The Wonderful History of Words

The “Wonderful History of Words.” Writers are all about words… how they fit together to make a sentence. How the sentences stream together to form a paragraph. How the paragraphs join together to complete a chapter. How the chapters link together to create an entrancing world called a book.

Words are more than mere "names for things, places or actions" or letters strung together and put on paper, however. There is a hidden magic in words: how they are used and where they came from. Behind the words are fascinating, undiscovered histories.
Language is not static... it is living, changing, and evolving. There are words in our language that did not exist forty years ago. I challenge you to look in a dictionary dated in the sixties and find terms such as "software," "modem," indeed, any words dealing with computers. The word "computer" itself, has changed in meaning from "an apparatus for carrying out mathematical operations by mechanical or electrical means or both" (1962, The American College Dictionary) to "an electrical machine that performs high-speed mathematical or logical calculations or that assembles, stores, correlates or otherwise processes and prints information derived from coded data in accordance with a predetermined program (1980, The American Heritage Dictionary). Even the 1980 edition does not have an entry for "home computer."

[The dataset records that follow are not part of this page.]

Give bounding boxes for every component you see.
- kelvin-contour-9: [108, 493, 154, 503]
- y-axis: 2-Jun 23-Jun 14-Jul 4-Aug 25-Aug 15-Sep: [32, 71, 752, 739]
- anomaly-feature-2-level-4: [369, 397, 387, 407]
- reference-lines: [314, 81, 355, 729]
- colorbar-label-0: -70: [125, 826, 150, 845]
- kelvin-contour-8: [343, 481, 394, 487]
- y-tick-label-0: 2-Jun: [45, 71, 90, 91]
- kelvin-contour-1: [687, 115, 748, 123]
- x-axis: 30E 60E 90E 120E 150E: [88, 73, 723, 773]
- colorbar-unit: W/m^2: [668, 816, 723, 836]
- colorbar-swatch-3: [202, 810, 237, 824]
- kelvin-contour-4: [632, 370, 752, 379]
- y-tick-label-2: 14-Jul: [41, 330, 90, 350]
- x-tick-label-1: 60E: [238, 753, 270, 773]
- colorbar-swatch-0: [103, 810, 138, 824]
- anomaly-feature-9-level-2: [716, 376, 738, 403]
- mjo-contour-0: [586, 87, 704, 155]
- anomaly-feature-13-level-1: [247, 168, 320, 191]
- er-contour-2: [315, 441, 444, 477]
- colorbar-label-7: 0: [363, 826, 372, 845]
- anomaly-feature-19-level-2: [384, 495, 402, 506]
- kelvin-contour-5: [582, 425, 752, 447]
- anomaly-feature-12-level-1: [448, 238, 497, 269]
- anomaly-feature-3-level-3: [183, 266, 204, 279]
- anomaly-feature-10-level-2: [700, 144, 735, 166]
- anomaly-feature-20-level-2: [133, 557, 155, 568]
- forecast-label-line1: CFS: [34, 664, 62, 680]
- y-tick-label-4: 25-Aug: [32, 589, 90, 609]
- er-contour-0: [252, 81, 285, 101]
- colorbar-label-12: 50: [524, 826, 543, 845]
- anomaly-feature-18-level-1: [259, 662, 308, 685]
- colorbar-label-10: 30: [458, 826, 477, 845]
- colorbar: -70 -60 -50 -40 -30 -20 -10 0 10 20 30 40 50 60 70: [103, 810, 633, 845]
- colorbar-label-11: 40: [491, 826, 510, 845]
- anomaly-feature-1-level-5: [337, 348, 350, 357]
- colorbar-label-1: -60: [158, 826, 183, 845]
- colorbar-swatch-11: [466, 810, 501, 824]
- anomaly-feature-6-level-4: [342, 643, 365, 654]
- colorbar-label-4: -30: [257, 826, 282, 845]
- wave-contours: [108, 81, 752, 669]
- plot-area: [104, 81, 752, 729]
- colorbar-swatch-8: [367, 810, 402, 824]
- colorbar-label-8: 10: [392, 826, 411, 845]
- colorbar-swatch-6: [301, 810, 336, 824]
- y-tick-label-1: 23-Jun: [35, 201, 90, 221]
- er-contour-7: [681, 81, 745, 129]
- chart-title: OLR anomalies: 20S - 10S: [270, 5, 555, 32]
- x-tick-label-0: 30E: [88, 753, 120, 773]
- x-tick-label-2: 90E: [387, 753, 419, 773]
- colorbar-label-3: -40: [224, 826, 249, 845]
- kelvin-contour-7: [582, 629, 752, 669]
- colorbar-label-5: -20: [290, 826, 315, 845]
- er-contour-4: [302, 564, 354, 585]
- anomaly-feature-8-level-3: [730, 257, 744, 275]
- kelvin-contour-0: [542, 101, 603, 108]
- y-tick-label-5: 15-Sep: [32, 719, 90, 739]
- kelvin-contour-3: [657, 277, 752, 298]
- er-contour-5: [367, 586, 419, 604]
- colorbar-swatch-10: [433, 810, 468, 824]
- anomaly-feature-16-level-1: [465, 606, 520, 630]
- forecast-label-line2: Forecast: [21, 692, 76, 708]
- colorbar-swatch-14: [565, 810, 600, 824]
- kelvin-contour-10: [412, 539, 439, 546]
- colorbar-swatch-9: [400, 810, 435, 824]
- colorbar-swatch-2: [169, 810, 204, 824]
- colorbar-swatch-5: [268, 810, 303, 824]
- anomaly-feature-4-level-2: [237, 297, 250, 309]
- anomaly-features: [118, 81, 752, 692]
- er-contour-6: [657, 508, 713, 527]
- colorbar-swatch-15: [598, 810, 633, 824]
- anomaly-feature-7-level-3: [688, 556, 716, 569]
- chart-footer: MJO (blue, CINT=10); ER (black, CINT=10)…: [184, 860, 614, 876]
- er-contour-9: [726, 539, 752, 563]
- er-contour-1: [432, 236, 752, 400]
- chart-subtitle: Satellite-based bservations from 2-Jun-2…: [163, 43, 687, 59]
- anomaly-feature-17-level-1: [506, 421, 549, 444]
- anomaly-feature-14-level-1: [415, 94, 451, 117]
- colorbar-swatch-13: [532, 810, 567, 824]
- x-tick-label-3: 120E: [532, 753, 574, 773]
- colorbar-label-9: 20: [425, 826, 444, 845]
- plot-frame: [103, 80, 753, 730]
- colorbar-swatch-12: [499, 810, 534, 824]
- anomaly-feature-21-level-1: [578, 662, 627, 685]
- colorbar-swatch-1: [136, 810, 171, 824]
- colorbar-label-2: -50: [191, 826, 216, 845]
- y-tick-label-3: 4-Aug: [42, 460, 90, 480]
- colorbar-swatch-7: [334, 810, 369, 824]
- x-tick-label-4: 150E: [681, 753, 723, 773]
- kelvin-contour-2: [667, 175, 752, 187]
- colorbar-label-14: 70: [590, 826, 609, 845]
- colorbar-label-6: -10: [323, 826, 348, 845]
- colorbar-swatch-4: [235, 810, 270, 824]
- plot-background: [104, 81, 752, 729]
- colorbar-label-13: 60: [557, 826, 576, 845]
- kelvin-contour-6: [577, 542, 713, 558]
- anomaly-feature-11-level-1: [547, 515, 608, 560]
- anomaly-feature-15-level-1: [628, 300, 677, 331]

Other differences are apparent as well in a comparison with older dictionaries. For example, a perusal of the word "pot" in the 1962 dictionary reveals many definitions: an earthen container, liquor or drink, a wicker vessel used to trap fish, a chimney pot, a large sum of money, a liquid measure, to preserve food in a pot, to shoot game birds or animals at rest, to capture. By 1980, included with the above definitions was "slang for marijuana."
The question, "Where on earth did THAT phrase or THAT word come from?" is enough to send me scurrying for the nearest dictionary or search engine. Discovering the origins of different words and phrases opens up new worlds; worlds in which words had meanings that are lost in the annals of time.
For example, take the word "leasing." Today we know it as the present participle of the verb "to lease," which comes from the Middle English les, which came from the Norman French lesser, which means "to lease," which in turn came from the Old French laissier, to let go or leave. However, there is another, more obscure meaning to the world "leasing." It too came from the Middle English, only from le(e)sing which came from the Old English word leas, which means "to lie." Therefore, "leasing" is also an archaic noun which means a lie, or the act of lying; afalsehood. Quite a different meaning. Information such as this is invaluable to the writer wanting to flavor his writing with language suitable for the time period in which he writes.
I like words. I like what they do for the soul. I like how they can take you from the mundane to the magnificent in one short journey. Words make up the very life we, as writers, inhabit. I think we should spend more time thinking about them.